Fikret Bila

Fikret Bila

fbila@milliyet.com.tr

Tüm Yazıları
Haberin Devamı


Afyon'un Çay ilçesindeki sanayi sitesi, tek katlı bir yapı olmasına karşın, 6 büyüklüğündeki depremde tümüyle yıkıldı.
Deprem bölgesine giden arkadaşlarımızın bildirdiğine göre sitenin yıkılan duvarları toz halinde...
Tek katlı bir yapının tuz gibi dağılmasını nasıl izah edersiniz?
Eğer, deprem iş gününde olsaydı ve bu sitede çalışan yaklaşık 500 kişi yaşamını kaybetseydi, bunu nasıl izah ederdiniz?
Afetin tatil günü meydana gelmiş olmasına şükretmekten başka elden bir şey gelmiyor.
Türkiye'de deprem manzaraları gösteriyor ki, insan yaşamının hiç değeri yok. İnşaatların çürük yapılmasının en önemli nedeni olarak müteahhitlerin malzemeden kazanmaları, halk diliyle "malzemeden çalmaları" gösterilir.

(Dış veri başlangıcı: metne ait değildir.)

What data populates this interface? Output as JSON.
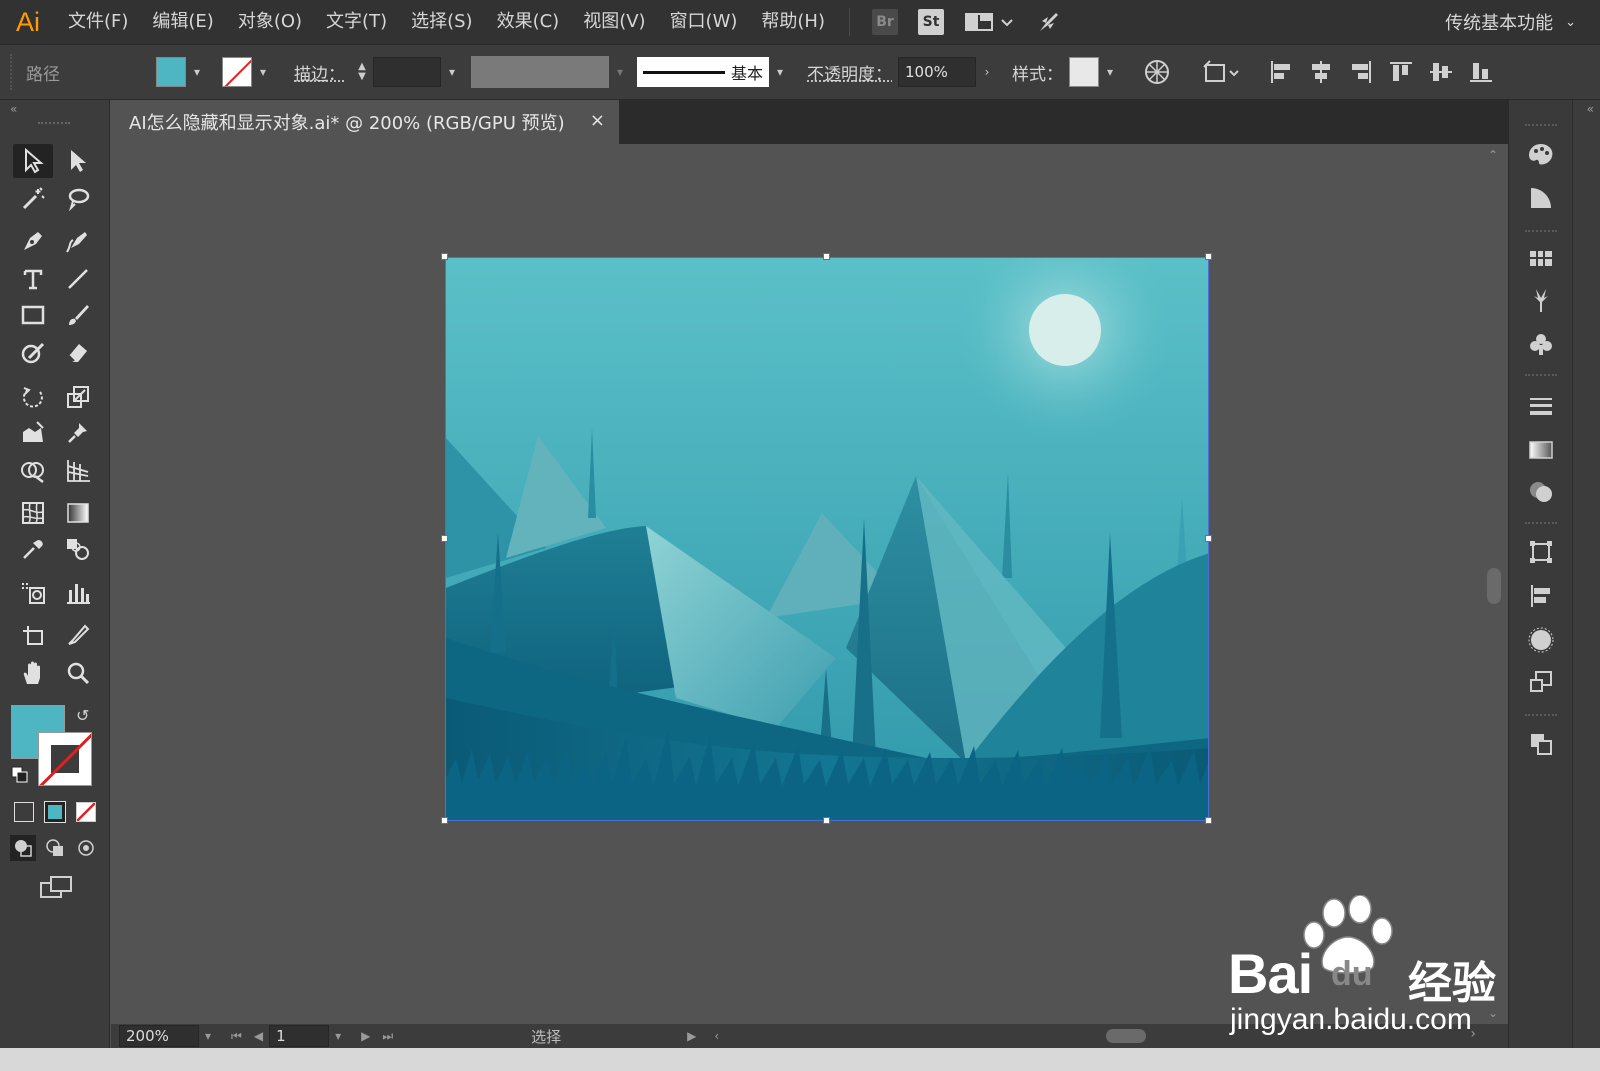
{
  "app": {
    "logo": "Ai",
    "workspace": "传统基本功能"
  },
  "menu": [
    "文件(F)",
    "编辑(E)",
    "对象(O)",
    "文字(T)",
    "选择(S)",
    "效果(C)",
    "视图(V)",
    "窗口(W)",
    "帮助(H)"
  ],
  "menubar_icons": {
    "bridge": "Br",
    "stock": "St"
  },
  "control": {
    "selection_label": "路径",
    "fill_color": "#4db6c2",
    "stroke_label": "描边：",
    "stroke_profile": "基本",
    "opacity_label": "不透明度：",
    "opacity_value": "100%",
    "style_label": "样式："
  },
  "document": {
    "tab_title": "AI怎么隐藏和显示对象.ai* @ 200% (RGB/GPU 预览)",
    "close": "×"
  },
  "status": {
    "zoom": "200%",
    "page": "1",
    "tool": "选择"
  },
  "watermark": {
    "brand": "Bai",
    "brand_cn": "经验",
    "url": "jingyan.baidu.com"
  },
  "colors": {
    "sky_top": "#5bc0c8",
    "sky_bottom": "#37a3b4",
    "moon": "#d8eeea",
    "ground": "#0b5f7c",
    "selection": "#4c6fd6"
  }
}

Bunun bir gerçek olduğu herkesçe biliniyor.
Ancak bunun bir de denetim tarafı yok mu?
Var...
Her inşaatın bir kontrol mühendisinin gözetiminde yapılması zorunlu olduğuna göre en az müteahhit kadar bu mühendislerin de sorumlu olması gerekmez mi?
Örnek bina diye yapılan ancak bütün duvarları toz halinde dağılıp çöken Çay ilçesinin sanayi sitesinin kontrol mühendisi bu durumu nasıl açıklar?
Kontrol mühendisleri Türkiye'de ne iş yapar?
Bu nasıl "kontrol"dür ki, bırakın depremi sert bir rüzgar estiğinde binalar dağılıp gidebiliyor?
Bir de şu gerçek var...
Türkiye'de bazı mesleklerle "rüşvet" bir arada anılır...
Maalesef öyle...
Ve yine maalesef ki, kontrol mühendisliği için de bu yargı giderek yaygınlaşıyor.
Elbette, bütün kontrol mühendislerini itham etmek doğru olmaz.
Ama gelin görün ki, her deprem bize Türkiye'de binaların kontrol mühendisinin onayından nasıl geçtiği sorusunu sorduruyor.
Sadece adli makamların değil meslek odalarının da kontrol mühendisliğini masaya yatırmaları gerekiyor.
Gerekiyor ki, kontrolü mühendis mi yapıyor, rüşvet mi, ortaya çıksın...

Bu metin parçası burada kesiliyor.